KATHMANDU (Reuters) - Nepal said on Thursday that four bodies found in tents at the highest camp on Mount Everest were not of mountaineers from this year’s climbing season.
Nepali sherpas said they had seen the bodies in two tents on the South Col, at 8,000 meters (26,246 feet), and a newspaper quoted the sherpas as saying that two were foreigners.
But two days after the discovery, Nepal’s tourism department said it had checked with all the expeditions on the world’s highest mountain and none had reported any of their climbers missing.
“I can categorically confirm that these bodies are not of the climbers from the current session,” Durga Dutta Dhakal, a director at the tourism department in charge of climbing, said.
The conflicting information has renewed calls for better tracking of people on the mountain as well as screening of climbers and their guides to ensure that only people with experience attempt the 8,850 meter (29,035 feet) summit.
Dhakal said so far five climbers had died while attempting Everest from the Nepali side during the current season, in addition to one climbing the Chinese route.
“No one (else) has gone missing.
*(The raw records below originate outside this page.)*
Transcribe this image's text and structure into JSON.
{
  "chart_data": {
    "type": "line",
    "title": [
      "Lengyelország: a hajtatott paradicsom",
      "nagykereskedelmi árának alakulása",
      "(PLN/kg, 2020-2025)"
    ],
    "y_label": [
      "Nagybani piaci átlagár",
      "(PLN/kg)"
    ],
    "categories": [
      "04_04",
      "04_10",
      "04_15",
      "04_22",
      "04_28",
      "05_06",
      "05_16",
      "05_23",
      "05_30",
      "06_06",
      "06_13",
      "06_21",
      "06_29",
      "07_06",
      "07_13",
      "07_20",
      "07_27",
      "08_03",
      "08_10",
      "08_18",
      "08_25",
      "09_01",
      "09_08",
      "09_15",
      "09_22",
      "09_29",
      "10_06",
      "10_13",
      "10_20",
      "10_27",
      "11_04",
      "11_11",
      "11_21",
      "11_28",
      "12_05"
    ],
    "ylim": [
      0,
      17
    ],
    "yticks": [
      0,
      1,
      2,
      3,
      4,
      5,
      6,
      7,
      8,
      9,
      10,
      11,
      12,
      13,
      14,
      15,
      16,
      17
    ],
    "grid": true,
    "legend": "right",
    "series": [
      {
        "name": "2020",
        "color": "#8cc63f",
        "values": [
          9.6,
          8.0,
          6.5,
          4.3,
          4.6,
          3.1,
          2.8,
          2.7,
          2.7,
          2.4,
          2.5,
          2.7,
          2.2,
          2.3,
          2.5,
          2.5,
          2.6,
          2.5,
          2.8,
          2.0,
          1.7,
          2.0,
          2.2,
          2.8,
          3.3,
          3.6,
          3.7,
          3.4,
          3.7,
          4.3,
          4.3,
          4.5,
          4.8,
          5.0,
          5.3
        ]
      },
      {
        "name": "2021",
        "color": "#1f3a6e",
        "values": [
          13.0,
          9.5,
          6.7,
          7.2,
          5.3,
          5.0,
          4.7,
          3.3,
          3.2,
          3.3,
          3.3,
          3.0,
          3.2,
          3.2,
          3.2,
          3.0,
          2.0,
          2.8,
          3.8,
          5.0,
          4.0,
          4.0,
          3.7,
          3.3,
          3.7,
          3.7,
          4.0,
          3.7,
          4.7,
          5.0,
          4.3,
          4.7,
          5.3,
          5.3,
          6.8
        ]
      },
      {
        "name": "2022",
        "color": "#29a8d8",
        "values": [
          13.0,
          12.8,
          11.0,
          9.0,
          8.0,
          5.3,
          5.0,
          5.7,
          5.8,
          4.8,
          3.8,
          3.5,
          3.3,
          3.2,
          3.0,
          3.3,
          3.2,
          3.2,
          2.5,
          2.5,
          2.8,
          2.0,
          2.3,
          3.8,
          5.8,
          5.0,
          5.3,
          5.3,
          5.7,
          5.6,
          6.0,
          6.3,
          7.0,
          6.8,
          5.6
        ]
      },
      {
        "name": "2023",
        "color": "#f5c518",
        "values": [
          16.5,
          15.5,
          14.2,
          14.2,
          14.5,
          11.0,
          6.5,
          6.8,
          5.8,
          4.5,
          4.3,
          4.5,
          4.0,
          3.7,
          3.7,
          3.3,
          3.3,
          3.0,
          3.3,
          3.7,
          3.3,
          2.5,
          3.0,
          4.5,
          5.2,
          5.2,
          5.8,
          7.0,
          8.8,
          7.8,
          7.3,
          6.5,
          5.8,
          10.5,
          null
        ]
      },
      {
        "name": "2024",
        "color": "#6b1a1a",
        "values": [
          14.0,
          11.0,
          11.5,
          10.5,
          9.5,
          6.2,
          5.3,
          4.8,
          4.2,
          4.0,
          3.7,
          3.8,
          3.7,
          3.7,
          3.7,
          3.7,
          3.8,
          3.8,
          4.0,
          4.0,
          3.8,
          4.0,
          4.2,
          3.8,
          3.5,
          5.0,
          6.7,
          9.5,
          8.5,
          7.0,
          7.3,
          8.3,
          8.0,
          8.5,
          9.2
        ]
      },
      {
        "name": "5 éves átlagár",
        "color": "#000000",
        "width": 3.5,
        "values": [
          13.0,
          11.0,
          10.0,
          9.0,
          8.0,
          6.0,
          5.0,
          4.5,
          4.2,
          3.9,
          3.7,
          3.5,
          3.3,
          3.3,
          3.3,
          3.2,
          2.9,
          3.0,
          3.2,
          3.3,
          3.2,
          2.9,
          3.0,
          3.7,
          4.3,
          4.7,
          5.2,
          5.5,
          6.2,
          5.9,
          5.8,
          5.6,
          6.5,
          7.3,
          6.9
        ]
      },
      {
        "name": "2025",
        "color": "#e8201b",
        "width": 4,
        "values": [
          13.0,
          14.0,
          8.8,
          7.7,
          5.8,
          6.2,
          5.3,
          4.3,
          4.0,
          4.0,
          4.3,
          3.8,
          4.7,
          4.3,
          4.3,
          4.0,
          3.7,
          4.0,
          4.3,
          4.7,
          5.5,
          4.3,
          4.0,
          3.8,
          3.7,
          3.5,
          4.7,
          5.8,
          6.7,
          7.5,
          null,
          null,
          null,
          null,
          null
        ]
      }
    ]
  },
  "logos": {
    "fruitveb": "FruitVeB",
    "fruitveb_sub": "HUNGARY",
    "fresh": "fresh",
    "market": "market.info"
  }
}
But I am not in a position to confirm the identity of these climbers, which team they belonged to and which year they died,” he said.
More than 5,000 climbers have scaled Mount Everest since it was first climbed by New Zealander Edmund Hillary and Sherpa Tenzing Norgay in 1953. Nearly 300 mountaineers have died.
Many of the victims remain on the mountain, entombed in snow, as it its too difficult to bring their bodies down.
Mingma Sherpa, the head of the Seven Summit Treks group whose sherpas found the four bodies while they were on their way to retrieve the body of a Slovak climber, said he had only reported what his men found.
“I disclosed what our rescuers saw at Camp Four on Wednesday. I have no details about their nationalities, or circumstances leading to their deaths. It now appears that the bodies could be of those climbers who died during old expeditions.”
Nepal has issued permits to 371 foreign climbers this season, up from last year’s 281, at $11,000 apiece, a major source of income for the cash-strapped country.